Оттепель гналась по следам, и путники торопились, чтобы не оторваться от санного наката. Кормились накоротке, где придется: сперва по деревням, потом по зимницам — лесным караулкам, — а иногда и просто посреди дороги у костров. Держались преимущественно рек, так как по льду, присыпанному тонким снегом, коням было ловчее. Пробежав по Туре, Ясновке, Тавде и Малому Пелыму пять сотен верст, на восьмые сутки вышли к озерам Леушинского тумана, лежащим у истоков Конды. До места оставалось маленько, однако кони основательно подбились, пришлось сделать дневку. Остановились на заимке с опасным названием Пронеси Господи. Надо было поласковей приглядеть местечко, да не было сил. Всю ночь не сомкнули глаз, ожидая невиданной лихости: не за добро же окрестили заимку худым словом. С вечера в близком урмане дико хохотал и ухал филин-пугач; в темноте, обступившей костер, чудились волчьи оскалы, но кони спокойно хрустели сеном, костер горел пылко, и чтобы окончательно взбодрить себя, пили горячий чай и, храбрясь, рассказывали друг другу страшные истории, случившиеся с такими же путниками. И все-таки ночь вышла длинная, изнурительная, потому весь день дремали в тулупах по своим саням в обнимку с топорами.

В заболоченном низовье Оби, особенно по ее левому берегу, рассыпано множество больших и малых озер, порой соединенных между собою общими рукавами в бесконечную водную путань, потому, вероятно, такие связки безымянных озер и болот по здешним местам и называют туманами. И в самом деле, у редкого из случайно попавших в эту непроходь не оробеет сердце и не затуманятся очи.

Но Аркадий Оглоблин дважды был на Леушинском тумане и без ошибки вывел своих напарников к стойбищу остяков-рыболовов. На сало, шерсть и табак-самосад выменяли три воза осетров, стерляди, муксуна и немного нельмы для хозяйства. В санях аршинную мороженину укладывали как дрова и увязали каждый пудов под сорок. На другой день рассчитывали тронуться в обратную дорогу, да не пришлось, потому что накануне с Иртыша потянуло изморосью и не окрепший еще снежок совсем слег, дорога обмякла. У лошадей образовались натопы, мешавшие шагу. Правда, лед на реках да и сама земля после введенских морозов взялись крепко, зато поверху погода качалась. Пришлось ждать устоя.

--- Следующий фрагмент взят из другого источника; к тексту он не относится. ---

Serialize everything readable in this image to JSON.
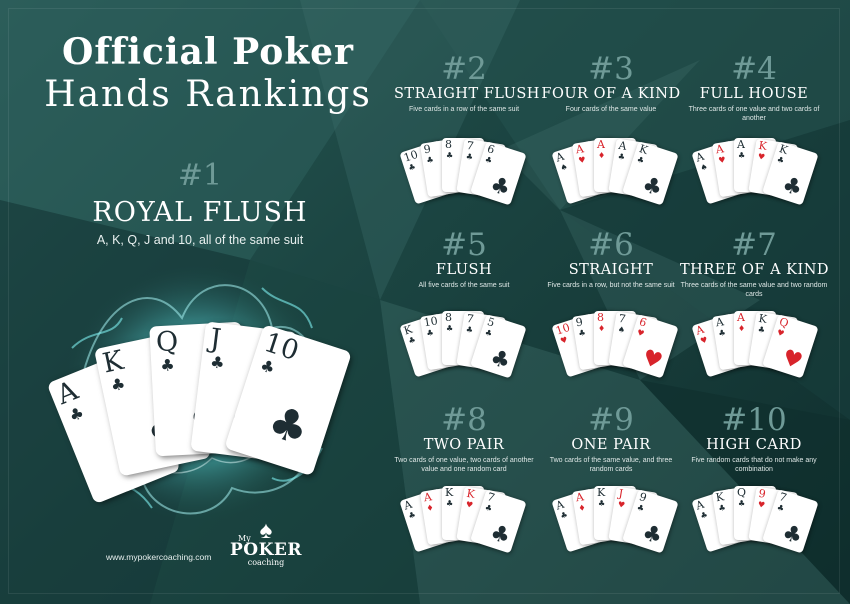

Старый остяк Наулко, худой, с жилистой шеей и тонкими веками на плоских продолговатых глазах, весь осмелевший от дыма костров и табака, сулил гостям скорый путь:

— Ойка мань-мань балуй.

— Дед Мороз немного шутит, — перевел слова старика Аркадий, а остяк, улыбаясь желтыми беззубыми деснами, закивал головой: так, так.

— Знамо, введенские морозы зимы не ставят, — поддержал разговор Пармен Окладников, в расстегнутой шубе, гологрудый, так как ни на пиджаке, ни на рубаха не имел привычки застегивать пуговицы. Остяк давно с затаенным восхищением глядел на здоровяка Пармена, а тут похлопал его по шубному рукаву и цокнул языком:

— Так, так.

А ночью, и верно, наладился на борзую рысь сивер, небо вызвездило, и снежок, мягкий с вечера, захряс, сердито взвизгивал под каблуком.

Перейти на страницу:

Похожие книги

12 великих трагедий
12 великих трагедий

Книга «12 великих трагедий» – уникальное издание, позволяющее ознакомиться с самыми знаковыми произведениями в истории мировой драматургии, вышедшими из-под пера выдающихся мастеров жанра.Многие пьесы, включенные в книгу, посвящены реальным историческим персонажам и событиям, однако они творчески переосмыслены и обогащены благодаря оригинальным авторским интерпретациям.Книга включает произведения, созданные со времен греческой античности до начала прошлого века, поэтому внимательные читатели не только насладятся сюжетом пьес, но и увидят основные этапы эволюции драматического и сценаристского искусства.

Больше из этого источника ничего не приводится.